Diagnosis of lichen sclerosus is made on the basis of thorough history and physical examination. A skin examination of the affected body parts gives an idea about the type of lesions present. A biopsy will confirm the diagnosis of lichen sclerosus lesions. The other tests to rule out similar skin conditions should also be done for effectively treating the disease. The other conditions, which can cause similar skin lesions, include vitiligo, lichen planus, pemphigoid and low estrogen levels. All these conditions usually co-exist with lichen sclerosus.
The mainstay of treatment remains topical steroids, which soothe the itching and inflammation. Cortisone is widely used for skin conditions such as dermatitis, psoriasis, lichen sclerosus and lichen planus. However, the right strength and the part of the skin to be treated should be kept in mind with steroids topical application. The application should be stopped once the skin has recovered to its normal state because its overdose can lead to thinning of skin making the skin fragile so it tears easily, and can lead to redness and burning sensation along with stretch marks around the anal region.
The creams usually used are desonide, clobetasone butyrate, methylprednisolone aceponate, mometasone furoate, betamethasone diproprionate, and clobetasol proprionate. These ointments are readily available over the counter even without prescription. The other cortisones such as betamethasone valerate and triamcinolone are not suitable to be used on vulva because they can cause undesirable side effects.
The long-term management for lichen sclerosus includes regular visits to a doctor and using the ointment under their guidance until the condition is cleared and restored to its natural state. If a certain cream is not working for you then you can consult your doctor and another medicine can be prescribed. It is generally advised to use these creams under the guidance of a medical practitioner only, due to the side effects they produce when used for a prolonged period of time.
The other treatment options for lichen sclerosus include cryotherapy of the affected genital lesions; narrow band UVB, psoralen plus UVA (PUVA), and photodynamic therapy using a photosensitizer with laser light activation have been beneficial in many cases where other methods have failed.

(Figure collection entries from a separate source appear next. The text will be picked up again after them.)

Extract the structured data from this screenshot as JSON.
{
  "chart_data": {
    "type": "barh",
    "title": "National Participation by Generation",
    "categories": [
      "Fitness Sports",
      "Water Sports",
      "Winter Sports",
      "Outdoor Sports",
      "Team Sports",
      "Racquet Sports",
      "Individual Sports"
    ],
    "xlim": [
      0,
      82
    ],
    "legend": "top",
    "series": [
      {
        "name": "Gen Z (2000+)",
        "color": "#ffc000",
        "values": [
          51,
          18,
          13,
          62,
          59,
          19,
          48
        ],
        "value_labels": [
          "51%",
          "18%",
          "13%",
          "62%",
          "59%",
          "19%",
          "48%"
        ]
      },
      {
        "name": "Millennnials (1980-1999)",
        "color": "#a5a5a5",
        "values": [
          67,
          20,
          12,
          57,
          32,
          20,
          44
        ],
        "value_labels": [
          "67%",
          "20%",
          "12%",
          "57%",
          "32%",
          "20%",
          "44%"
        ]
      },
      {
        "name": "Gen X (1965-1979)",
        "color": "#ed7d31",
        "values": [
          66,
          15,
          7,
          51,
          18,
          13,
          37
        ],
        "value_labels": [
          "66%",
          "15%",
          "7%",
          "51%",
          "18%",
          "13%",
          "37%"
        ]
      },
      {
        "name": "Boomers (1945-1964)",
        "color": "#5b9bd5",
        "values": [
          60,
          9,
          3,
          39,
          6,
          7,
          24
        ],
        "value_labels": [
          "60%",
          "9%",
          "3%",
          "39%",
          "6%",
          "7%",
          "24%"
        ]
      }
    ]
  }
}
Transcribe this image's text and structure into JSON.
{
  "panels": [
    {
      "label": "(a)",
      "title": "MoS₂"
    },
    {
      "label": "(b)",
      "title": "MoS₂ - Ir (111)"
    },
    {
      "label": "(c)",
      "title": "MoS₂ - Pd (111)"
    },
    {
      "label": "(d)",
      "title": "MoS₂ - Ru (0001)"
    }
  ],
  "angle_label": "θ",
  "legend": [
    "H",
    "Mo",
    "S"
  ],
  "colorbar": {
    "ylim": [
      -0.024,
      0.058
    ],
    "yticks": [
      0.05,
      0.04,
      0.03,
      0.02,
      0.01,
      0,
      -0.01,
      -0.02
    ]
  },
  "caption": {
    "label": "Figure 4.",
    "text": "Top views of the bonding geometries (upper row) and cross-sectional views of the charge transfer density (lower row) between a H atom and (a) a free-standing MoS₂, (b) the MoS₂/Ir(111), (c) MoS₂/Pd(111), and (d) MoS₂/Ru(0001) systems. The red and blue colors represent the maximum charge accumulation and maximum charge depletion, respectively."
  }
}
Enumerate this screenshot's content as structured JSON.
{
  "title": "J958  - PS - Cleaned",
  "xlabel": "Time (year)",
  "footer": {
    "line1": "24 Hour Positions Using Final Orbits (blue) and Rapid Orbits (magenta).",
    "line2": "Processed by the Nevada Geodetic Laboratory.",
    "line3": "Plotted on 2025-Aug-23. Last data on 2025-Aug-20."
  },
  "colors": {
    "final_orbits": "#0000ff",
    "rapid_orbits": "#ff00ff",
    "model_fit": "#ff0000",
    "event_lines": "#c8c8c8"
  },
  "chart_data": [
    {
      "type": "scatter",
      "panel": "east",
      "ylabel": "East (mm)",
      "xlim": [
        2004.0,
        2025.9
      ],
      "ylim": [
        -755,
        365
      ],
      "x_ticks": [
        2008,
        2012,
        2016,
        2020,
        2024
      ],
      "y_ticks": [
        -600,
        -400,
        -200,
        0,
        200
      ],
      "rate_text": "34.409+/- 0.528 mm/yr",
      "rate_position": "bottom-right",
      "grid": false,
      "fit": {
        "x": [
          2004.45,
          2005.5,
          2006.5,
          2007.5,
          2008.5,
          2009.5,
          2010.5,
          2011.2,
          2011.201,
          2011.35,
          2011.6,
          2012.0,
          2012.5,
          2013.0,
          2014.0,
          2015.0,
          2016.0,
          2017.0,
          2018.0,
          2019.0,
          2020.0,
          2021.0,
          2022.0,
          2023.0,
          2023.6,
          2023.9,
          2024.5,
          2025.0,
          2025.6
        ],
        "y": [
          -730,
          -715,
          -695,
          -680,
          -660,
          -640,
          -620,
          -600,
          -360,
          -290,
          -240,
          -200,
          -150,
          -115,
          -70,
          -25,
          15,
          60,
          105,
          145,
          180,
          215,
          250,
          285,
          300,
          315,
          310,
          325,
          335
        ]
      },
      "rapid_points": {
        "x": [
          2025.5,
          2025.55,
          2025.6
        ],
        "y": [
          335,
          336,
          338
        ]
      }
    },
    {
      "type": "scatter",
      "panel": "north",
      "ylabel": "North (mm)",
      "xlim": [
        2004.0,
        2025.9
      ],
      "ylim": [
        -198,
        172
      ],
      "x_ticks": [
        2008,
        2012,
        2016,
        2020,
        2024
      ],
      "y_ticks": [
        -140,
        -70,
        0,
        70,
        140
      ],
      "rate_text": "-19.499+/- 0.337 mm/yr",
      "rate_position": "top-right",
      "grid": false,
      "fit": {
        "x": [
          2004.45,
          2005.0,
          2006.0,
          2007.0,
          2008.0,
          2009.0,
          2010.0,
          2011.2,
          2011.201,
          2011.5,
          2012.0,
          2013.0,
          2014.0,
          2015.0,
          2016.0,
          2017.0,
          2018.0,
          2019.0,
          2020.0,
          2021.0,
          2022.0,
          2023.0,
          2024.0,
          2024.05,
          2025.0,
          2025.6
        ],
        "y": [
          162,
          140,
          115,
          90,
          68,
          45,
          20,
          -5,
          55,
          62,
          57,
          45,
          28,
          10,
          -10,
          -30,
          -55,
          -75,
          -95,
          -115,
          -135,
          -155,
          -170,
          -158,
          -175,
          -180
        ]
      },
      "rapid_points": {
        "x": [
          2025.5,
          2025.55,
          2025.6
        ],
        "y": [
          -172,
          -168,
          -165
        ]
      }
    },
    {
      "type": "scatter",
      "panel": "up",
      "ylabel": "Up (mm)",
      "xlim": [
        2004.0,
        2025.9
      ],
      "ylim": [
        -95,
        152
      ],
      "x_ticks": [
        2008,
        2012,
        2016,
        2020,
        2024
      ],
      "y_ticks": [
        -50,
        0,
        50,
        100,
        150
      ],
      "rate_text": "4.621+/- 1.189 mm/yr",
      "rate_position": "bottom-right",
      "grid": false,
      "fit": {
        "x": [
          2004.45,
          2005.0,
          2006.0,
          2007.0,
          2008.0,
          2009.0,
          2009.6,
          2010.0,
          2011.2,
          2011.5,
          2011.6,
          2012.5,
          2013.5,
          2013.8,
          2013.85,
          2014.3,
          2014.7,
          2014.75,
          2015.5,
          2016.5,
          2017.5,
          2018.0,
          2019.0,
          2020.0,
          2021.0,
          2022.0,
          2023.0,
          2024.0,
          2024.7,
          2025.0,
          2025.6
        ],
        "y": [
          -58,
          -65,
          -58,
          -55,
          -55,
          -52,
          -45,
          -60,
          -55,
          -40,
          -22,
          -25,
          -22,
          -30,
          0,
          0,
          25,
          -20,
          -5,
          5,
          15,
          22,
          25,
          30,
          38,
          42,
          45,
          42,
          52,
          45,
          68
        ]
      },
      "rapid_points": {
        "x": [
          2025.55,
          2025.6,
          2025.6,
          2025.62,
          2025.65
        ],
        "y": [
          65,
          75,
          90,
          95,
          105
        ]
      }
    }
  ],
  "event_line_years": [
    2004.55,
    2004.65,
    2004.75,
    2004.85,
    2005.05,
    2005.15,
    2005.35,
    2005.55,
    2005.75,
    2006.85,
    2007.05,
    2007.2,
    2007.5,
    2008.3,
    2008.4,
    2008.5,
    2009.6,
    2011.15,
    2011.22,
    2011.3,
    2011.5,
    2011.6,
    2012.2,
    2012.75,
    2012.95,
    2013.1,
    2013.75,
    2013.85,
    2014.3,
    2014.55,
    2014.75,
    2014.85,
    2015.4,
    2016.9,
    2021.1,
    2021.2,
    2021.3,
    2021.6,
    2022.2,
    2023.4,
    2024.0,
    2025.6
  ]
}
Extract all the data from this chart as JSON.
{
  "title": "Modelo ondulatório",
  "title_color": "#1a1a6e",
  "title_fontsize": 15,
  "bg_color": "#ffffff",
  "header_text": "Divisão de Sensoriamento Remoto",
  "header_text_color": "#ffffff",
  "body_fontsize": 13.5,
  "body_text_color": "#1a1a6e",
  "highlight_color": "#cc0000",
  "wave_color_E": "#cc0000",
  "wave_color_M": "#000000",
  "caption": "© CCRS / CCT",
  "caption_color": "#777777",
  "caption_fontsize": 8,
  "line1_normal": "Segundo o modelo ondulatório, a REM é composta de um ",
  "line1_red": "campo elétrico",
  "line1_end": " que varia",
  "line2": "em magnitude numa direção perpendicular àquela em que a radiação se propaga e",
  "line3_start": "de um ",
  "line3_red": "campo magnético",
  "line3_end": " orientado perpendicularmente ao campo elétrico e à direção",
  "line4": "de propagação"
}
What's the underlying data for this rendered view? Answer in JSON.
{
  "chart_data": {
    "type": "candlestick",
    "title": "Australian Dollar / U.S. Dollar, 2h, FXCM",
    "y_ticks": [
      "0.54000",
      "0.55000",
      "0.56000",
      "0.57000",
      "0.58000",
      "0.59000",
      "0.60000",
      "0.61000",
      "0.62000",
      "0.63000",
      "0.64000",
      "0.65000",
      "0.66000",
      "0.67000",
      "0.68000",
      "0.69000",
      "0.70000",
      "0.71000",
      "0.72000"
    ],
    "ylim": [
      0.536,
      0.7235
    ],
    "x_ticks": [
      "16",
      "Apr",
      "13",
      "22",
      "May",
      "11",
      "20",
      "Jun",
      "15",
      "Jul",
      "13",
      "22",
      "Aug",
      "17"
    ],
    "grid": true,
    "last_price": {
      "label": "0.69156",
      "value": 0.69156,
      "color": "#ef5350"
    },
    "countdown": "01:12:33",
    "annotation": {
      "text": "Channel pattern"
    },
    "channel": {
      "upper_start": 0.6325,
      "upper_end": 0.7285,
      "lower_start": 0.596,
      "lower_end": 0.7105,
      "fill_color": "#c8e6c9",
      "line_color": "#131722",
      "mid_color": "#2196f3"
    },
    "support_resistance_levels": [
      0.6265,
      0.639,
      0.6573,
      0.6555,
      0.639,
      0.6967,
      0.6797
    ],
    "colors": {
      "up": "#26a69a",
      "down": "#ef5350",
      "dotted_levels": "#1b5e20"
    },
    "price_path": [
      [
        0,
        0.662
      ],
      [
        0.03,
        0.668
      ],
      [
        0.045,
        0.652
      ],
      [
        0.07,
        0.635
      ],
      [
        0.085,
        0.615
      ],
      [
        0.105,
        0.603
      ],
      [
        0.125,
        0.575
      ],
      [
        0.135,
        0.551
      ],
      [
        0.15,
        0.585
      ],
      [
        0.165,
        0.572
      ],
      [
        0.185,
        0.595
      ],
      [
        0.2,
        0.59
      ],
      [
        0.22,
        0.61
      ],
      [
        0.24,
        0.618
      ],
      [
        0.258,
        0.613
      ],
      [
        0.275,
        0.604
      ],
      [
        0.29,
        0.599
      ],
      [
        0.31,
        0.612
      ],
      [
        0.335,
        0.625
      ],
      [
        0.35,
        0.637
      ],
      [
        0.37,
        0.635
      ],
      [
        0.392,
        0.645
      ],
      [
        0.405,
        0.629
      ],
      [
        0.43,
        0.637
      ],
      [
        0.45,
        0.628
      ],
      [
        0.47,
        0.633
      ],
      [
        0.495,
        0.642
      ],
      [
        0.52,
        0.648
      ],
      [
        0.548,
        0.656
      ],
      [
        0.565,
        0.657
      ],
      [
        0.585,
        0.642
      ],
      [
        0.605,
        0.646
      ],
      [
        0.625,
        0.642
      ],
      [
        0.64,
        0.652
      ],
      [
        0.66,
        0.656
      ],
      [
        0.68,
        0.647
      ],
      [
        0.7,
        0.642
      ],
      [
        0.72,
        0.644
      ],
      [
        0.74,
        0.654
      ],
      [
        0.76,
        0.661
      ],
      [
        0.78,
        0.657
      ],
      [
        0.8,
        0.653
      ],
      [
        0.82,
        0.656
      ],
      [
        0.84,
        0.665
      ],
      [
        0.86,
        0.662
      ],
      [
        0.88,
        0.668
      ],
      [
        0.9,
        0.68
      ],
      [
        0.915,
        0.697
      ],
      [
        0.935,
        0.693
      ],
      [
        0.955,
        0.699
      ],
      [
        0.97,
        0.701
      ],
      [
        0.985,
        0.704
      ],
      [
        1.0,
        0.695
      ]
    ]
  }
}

Signs and Symptoms of Lichen Sclerosus
The etiology of lichen sclerosus is not known, but it thought to be an autoimmune disorder that is genetically inclined where the body’s defense mechanism attacks its own skin cells. It is also thought to be aggravated by trauma, infections, hormonal and skin changes. It is not contagious therefore cannot be passed onto others by contact.
Skin lesions caused by lichen sclerosus are flat, shiny, whitish, stiff papules that lead to plaque formation. The skin lesions are usually seen in the neck region and trunk. They are asymptomatic but in some cases pruritis or itching may occur.
Lichen sclerosus affecting the anorectal region result in lesions in the vulva that are ivory or white flat lesions with intense itching, which leads to erosions and purpura. In men the foreskin and glans are affected that causes difficulty in retracting the foreskin (phimosis). This can cause dyspareunia (painful sexual intercourse), dysuria and painful defecation.
Oral lesions of lichen sclerosus are rare and may or may not be associated with genital lesions. The oral mucosal lesions are very rare and appear white, flat demarcated lesions similar to the ones in the vulva but differ from that of lichen planus. The most affected intraoral sites are buccal, labial and palatal mucosal regions.
The other sites affected by lichen sclerosus are the thighs, breasts, submammary region, neck, back, chest, shoulders and wrist, but the lesions present here usually remain asymptomatic.